Du fait que nous donnons dorénavant un cours « engagé », l’Arrêt de la Cour constitutionnelle semble nous mettre sur un pied d’égalité avec nos collègues de religion pour revendiquer le cours de P&C. Mais dans la mesure où les professeurs de morale, du fait de renoncer au cours de morale,  pourraient se retrouver sans emploi, il nous semble que la FWB a le devoir de les réengager  dans les cours de PC. Et cela constituerait une sorte de priorité. Cela remettrait en évidence le fait que nos statuts ne sont pas du tout les mêmes que ceux des professeurs de religion : nous sommes engagés par la FWB qui a un devoir d’employeur envers nous, alors que les profs de religions sont engagés par leurs chefs de culte. Certes, les professeurs de religions pourraient également choisir d’abandonner définitivement le cours de religion pour lequel ils ont été nommés et s’engager dans le cours de P&C. Mais cela correspondrait à une « conversion ». Et cela les mettrait donc dans une nécessité seconde par rapport aux professeurs de morale.

 

Cette question des priorités est fondamentale et très  angoissante puisque nous savons bien qu’il n’y aura pas d’emploi pour tout le monde. Cette répartition se fera-t-elle selon l’ancienneté ? Cela nous semble impensable que des profs de religion qui enseignaient, parfois, à 10% des élèves, alors que le prof de morale enseignait aux 90 autres, « prennent » ainsi les élèves et emplois, s’il s’avérait qu’ils sont les plus anciens. Ce serait ressenti comme une véritable injure et une négation du travail des profs de morale et de l’inégalité de nos conditions de travail passées.

 

5 L’absence de continuité du cours (1h ou 2h) est pédagogiquement aberrante.

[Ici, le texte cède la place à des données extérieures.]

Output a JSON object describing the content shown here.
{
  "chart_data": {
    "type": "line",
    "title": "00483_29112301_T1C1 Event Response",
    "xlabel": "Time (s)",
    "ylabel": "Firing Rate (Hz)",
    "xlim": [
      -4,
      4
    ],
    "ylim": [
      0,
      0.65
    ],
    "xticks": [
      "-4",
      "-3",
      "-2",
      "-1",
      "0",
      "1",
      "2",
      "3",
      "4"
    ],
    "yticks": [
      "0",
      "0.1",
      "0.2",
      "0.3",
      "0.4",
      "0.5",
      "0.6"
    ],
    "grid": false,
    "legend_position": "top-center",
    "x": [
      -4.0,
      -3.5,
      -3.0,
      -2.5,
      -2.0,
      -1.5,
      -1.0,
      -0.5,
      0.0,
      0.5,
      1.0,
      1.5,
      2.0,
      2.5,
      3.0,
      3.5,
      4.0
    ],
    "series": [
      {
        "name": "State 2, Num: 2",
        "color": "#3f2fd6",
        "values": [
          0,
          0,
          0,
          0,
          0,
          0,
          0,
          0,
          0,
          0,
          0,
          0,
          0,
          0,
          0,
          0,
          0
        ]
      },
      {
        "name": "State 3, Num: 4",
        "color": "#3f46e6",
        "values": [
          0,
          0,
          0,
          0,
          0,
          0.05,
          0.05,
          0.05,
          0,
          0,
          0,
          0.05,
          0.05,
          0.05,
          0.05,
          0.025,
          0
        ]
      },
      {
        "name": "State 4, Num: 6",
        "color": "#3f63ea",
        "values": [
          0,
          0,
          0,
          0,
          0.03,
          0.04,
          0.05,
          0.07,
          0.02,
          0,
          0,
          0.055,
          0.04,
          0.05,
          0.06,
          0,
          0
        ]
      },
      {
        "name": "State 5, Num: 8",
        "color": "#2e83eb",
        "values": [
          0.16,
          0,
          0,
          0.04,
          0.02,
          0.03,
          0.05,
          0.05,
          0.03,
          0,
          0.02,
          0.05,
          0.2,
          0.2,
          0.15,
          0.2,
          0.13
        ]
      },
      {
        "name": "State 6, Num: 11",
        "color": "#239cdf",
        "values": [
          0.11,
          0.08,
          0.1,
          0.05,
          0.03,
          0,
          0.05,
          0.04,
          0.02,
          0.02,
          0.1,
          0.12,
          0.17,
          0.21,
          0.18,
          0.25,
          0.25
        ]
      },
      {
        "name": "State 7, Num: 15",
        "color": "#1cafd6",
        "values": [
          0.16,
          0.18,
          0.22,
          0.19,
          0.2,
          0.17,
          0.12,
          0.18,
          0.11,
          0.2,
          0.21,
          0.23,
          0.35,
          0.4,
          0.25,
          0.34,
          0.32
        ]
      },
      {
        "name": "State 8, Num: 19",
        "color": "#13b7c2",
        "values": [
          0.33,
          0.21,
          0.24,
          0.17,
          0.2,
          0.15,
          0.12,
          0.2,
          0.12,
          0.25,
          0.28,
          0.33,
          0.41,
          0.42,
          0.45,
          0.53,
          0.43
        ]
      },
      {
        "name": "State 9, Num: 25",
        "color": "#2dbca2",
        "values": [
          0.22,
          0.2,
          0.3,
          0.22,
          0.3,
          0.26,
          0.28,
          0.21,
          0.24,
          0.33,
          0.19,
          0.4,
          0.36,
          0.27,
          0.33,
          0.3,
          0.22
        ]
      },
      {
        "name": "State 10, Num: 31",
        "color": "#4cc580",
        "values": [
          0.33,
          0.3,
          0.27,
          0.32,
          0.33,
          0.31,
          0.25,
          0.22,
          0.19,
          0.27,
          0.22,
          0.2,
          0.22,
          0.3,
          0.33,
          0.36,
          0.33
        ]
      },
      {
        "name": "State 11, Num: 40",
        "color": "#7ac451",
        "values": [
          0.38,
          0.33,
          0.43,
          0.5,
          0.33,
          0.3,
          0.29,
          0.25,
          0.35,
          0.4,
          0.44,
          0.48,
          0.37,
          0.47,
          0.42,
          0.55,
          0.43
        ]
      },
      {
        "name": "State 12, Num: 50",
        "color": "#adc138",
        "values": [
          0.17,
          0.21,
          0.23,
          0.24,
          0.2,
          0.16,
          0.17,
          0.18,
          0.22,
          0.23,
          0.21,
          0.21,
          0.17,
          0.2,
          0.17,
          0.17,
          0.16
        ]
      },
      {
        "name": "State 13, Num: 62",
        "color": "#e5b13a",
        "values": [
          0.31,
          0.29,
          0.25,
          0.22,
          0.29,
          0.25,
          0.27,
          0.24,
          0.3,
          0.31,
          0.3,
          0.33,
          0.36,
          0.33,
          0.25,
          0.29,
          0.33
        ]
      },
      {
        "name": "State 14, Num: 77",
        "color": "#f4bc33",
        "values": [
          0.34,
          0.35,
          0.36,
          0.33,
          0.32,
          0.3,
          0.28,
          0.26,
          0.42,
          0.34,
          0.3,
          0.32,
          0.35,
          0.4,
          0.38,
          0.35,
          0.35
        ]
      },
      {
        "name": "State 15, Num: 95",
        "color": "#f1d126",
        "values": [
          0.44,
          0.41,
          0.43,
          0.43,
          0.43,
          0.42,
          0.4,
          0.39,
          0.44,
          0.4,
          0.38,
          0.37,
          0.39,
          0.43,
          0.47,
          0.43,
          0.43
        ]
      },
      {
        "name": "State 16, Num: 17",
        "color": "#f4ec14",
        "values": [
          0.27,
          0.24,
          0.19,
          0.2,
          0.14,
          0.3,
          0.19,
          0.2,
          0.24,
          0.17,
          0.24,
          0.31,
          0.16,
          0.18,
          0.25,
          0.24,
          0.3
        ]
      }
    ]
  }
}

Ce que nous propose le Décret est de détacher complètement nos deux heures de cours. Or, nous devons considérer que deux heures de cours sont un minimum nécessaire pour enseigner la philosophie et la citoyenneté. Ces deux heures doivent bien sûr être données par un même prof. Et l’idéal, c’est qu’elles soient consécutives. Ici, nos deux heures seront séparées. Et , Il n’est pas sûr qu’elles soient données par le même prof.

Si on sépare les profs convictionnels des profs de P&C, on peut au moins réclamer que ce soit le même prof qui assume les deux heures de P&C.

 

6 Le prof de morale (qui choisit de donner le cours de P&C) est compétent pour prendre en charge l’éducation à la philosophie et à la citoyenneté

 

Les professeurs de morale disposent, pour la plupart, d’un titre pédagogique.

Les contenus des programmes du cours de morale non confessionnelle sont proches des contenus annoncés dans le décret relatif à l’organisation d’un cours et d’une éducation à la philosophie et la citoyenneté. La démarche préconisée, la démarche philosophique, en est le fil rouge.

Ils peuvent être considérés comme neutres dans leurs pratiques professionnelles même si l’Arrêt sème le doute en la matière.